Flandry returned to thwart another rebellious
planetary ruler in
The Game of Empire (1985), but
neither the character nor the author seemed very
excited about the prospect of saving the empire for
another year.
The Boat of a Million Years (1989) reveals the secret of a race of immortals who have
been living hidden among the rest of us. As human
society becomes more centralized and repressive,
the immortals decide to abandon the planet of
their birth and seek freedom among the stars. Although entertainingly told, the novel occasionally
lapses into the didacticism that recurs frequently in
Anderson’s later novels.
This didacticism is particularly evident in the
Anson Guthrie series, which openly emulates the
work of Robert A. H
EINLEIN. The series consists of
Harvest of Stars (1993), The Stars Are Also Free
(1994), Harvest the Fire (1995), and The Fleet of
Stars
(1997). Guthrie is a libertarian who rebels
against the strictures of a despotic Earth government that increasingly micromanages individual
lives. As the series progresses, the conflict grows,
with shortsighted ecologists opposing technological
changes and the government ceding its authority to
banks of supercomputers. Guthrie eventually
leads an exodus to the stars, then returns on a visit
to find Earth hopelessly introverted. Anderson
addresses important issues in the series but lapses
into lectures that interrupt the story flow, and the
characters opposed to Guthrie are one-dimensional
and unconvincing caricatures.
Starfarers (1998) recaptures much of the sense
of wonder found in Anderson’s earliest work.

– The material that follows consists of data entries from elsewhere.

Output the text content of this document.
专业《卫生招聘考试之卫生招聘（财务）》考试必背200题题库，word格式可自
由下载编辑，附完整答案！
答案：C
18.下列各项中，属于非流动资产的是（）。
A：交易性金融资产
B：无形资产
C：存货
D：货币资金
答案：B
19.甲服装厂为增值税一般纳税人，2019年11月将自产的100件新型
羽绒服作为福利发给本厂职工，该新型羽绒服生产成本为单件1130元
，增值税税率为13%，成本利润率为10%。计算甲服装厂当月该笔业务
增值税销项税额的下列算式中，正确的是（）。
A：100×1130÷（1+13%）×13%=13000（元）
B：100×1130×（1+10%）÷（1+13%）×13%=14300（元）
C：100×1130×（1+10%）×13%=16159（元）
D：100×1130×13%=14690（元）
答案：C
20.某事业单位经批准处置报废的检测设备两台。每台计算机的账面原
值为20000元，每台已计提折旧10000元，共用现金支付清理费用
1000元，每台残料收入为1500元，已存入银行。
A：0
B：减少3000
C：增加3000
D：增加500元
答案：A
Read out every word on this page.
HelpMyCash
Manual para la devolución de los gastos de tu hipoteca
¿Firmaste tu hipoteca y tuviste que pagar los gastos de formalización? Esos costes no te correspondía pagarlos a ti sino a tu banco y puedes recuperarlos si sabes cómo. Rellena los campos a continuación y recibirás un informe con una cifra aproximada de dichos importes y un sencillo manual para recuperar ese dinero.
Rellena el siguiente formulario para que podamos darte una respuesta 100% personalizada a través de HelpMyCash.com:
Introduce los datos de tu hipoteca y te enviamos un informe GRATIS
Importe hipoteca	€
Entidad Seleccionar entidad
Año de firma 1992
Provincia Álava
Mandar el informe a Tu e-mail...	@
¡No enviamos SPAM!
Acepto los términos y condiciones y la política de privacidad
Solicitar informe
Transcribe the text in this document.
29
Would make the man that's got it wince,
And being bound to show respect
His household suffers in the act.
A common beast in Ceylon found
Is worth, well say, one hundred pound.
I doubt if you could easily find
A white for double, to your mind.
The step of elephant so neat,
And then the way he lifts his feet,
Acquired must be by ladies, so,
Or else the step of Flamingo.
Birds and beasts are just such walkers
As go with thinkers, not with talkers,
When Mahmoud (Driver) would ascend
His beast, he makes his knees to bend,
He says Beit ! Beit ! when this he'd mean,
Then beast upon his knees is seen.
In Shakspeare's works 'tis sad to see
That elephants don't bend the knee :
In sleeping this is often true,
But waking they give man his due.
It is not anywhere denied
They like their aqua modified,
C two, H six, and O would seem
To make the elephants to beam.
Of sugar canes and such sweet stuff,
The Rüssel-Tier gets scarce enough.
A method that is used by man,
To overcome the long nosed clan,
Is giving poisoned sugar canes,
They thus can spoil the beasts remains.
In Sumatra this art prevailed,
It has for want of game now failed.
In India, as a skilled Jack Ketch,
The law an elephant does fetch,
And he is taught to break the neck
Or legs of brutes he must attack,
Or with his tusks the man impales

Using technology gained from radio signals from
an alien race, humans launch their first starship
and make a surprising discovery.
Genesis (2000) explores some of the same themes as those in the
Anson Guthrie series, but without the distracting
political commentary. Anderson’s last novel,
For
Love and Glory (2003), is a well-told story about
the discovery of an alien technology and the struggle for control that ensues. Although the later
novels generally lack the originality and sharpness
of his earlier work, Anderson produced so many
classics at every length that his place as a leading
writer in the genre is certainly assured.